[tuatoru]

Eleven years ago I got four yubikeys, two pairs as recommended by Yubico. One pair for personal use and one for work.

I tested the personal key pair first. The primary yubikey I had on my (physical) keyring failed spontaneously after less than three weeks of being carried around in my pocket. That was the end of that.

I am not going back to physical tokens, except for RSA tokens and purely mechanical keys. Those have an adequate track record.

[codetrotter]

I have four Yubikeys.

One of them is a black one that work gave me for use with the work computer. I’ve had this Yubikey for over 1 year.

Three of them are blue ones I bought from Amazon, that I also added to my SSO profile at work. I’ve had these Yubikeys for several months.

One of them I keep in my wallet most of the time. One of them I keep on my desk and bring in my backpack when I go somewhere. One I keep in a box. One is somewhere in the room.

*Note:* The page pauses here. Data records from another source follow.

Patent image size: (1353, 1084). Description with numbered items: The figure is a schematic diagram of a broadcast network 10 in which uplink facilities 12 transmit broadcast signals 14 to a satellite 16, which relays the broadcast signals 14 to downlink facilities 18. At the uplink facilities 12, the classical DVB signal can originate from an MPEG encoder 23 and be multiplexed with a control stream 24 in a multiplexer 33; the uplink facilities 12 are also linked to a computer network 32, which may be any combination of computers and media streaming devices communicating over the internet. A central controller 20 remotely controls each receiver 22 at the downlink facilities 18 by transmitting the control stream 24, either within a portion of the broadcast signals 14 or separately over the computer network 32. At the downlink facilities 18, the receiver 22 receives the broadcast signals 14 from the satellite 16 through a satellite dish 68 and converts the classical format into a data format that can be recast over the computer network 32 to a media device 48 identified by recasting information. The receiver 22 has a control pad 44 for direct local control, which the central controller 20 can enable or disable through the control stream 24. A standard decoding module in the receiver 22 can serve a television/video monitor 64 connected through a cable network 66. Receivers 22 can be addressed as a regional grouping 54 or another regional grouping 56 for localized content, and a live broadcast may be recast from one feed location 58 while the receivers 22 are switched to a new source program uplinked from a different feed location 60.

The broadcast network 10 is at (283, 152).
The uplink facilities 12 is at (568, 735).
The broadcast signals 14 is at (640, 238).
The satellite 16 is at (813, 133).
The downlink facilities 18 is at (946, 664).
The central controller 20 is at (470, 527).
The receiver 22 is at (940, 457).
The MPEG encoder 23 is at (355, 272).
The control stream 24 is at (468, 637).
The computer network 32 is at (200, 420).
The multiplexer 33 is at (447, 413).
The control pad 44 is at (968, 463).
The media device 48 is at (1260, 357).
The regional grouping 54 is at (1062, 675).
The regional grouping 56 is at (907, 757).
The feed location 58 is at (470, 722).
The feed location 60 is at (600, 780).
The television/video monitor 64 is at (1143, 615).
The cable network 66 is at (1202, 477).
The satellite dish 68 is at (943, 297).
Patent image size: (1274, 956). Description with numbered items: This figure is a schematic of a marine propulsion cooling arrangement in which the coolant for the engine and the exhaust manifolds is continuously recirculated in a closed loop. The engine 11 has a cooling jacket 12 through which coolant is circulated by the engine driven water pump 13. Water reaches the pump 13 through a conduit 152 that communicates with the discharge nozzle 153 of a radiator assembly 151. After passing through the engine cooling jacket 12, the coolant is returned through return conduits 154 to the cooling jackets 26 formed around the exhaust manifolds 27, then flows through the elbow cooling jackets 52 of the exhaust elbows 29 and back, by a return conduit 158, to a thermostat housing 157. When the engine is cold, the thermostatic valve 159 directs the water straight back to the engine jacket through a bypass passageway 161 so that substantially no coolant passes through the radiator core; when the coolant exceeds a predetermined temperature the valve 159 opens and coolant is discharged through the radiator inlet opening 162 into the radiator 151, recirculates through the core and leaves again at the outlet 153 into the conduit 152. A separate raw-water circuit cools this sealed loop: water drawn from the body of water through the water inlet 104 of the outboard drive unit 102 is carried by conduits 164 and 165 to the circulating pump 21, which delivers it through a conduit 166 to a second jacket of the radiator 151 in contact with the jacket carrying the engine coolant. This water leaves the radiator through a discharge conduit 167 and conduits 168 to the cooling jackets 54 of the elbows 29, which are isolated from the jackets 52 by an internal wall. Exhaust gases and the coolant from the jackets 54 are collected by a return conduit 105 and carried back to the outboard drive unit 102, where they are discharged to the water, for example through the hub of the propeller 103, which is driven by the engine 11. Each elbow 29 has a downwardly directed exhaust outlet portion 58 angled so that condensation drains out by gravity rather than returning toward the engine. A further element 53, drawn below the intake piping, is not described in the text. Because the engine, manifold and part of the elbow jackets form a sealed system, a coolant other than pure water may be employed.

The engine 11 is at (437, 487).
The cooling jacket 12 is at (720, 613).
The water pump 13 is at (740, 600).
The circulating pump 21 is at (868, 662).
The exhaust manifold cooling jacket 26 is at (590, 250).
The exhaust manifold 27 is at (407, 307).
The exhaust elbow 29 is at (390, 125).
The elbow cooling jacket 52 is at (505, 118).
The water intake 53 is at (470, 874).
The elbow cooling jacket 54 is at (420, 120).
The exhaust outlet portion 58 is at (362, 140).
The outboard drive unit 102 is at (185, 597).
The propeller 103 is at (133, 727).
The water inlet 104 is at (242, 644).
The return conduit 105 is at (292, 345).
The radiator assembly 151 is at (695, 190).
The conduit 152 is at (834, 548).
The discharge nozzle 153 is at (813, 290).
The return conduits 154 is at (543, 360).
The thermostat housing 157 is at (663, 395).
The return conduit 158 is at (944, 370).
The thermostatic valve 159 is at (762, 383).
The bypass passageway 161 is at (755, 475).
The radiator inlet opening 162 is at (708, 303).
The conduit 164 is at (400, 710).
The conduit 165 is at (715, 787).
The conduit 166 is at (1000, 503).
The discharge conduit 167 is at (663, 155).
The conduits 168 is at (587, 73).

I rotate between these, and I switch which one I keep in the wallet, which one I keep in a box etc.

It’s worked well for me so far. None of them have failed yet, and when one does fail or get lost I will remain confident that the other ones I have will continue to work long enough that I can order even more Yubikeys to replace which ever ones went bad.

[tuatoru]

Yeah, if you want to be a charity donating to Yubico, godspeed. Not my cup of tea.

[sneak]

Yubikeys are $50. Ten are $500. Mine protect keys that can decrypt data worth hundreds of millions of dollars.

My $500 worth of Yubikeys has lasted me 5 years and counting, so we're at <$10/month TCO. That's to have 10 of them.

[gymbeaux]

Data worth hundreds of millions of dollars? What’s an example of data that an entity would realistically pay hundreds of millions of dollars for? The only thing that comes to mind would be the database backups of user data of a large company’s software, which is literally irreplaceable if lost (but then infinity is larger than one hundred million…)

[sneak]

I am the co-founder of Keyternal.

https://keytern.al (website painfully out of date)

I estimate the hundreds of thousands of cryptocurrency private keys we safeguard (in conjunction with the keys held in other organizations, via multisig) have at points in time protected somewhere on the order of single digit billions USD.

We're not a wallet provider, just a backup key storage service, so I couldn't get exact figures even if I wanted to: by design we don't have that information about our customers.

The PGP-encrypted keys are held completely offline (cold) in vaults, the set of Yubikeys (in other, different vaults) is used during signing ceremonies to temporarily decrypt them (only in ram, on offline computers without storage) to produce recovery signatures when our customers run out of other options. We're the last resort in a DR plan.

It requires careful coordination with another keyholder (a different organization) to produce valid transactions; neither ours nor theirs alone is sufficient. Transactions need two signatures: one from each. In that sense, neither key is "worth" anything by itself, but together they protect large sums.

[codetrotter]

What happens when someone that stores their keys with you pass away? Do you have contact details for who in their family to reach out to, to help them recover the money of the deceased person?

[mzi]

I have a lot of yubikeys. The one I still use the most is my first one: the rfid enabled that isn't even on their history pages. It's been on my keys for more than 10 years and I wouldn't say it looks new but not very much unlike the 5s it's next to. Neither has ever failed me.

[graton]

I have around 4 Yubikeys on my (physical) key ring. I purchased two of them back in 2014. None of my keys have ever had an issue.

For me the track record has been perfect.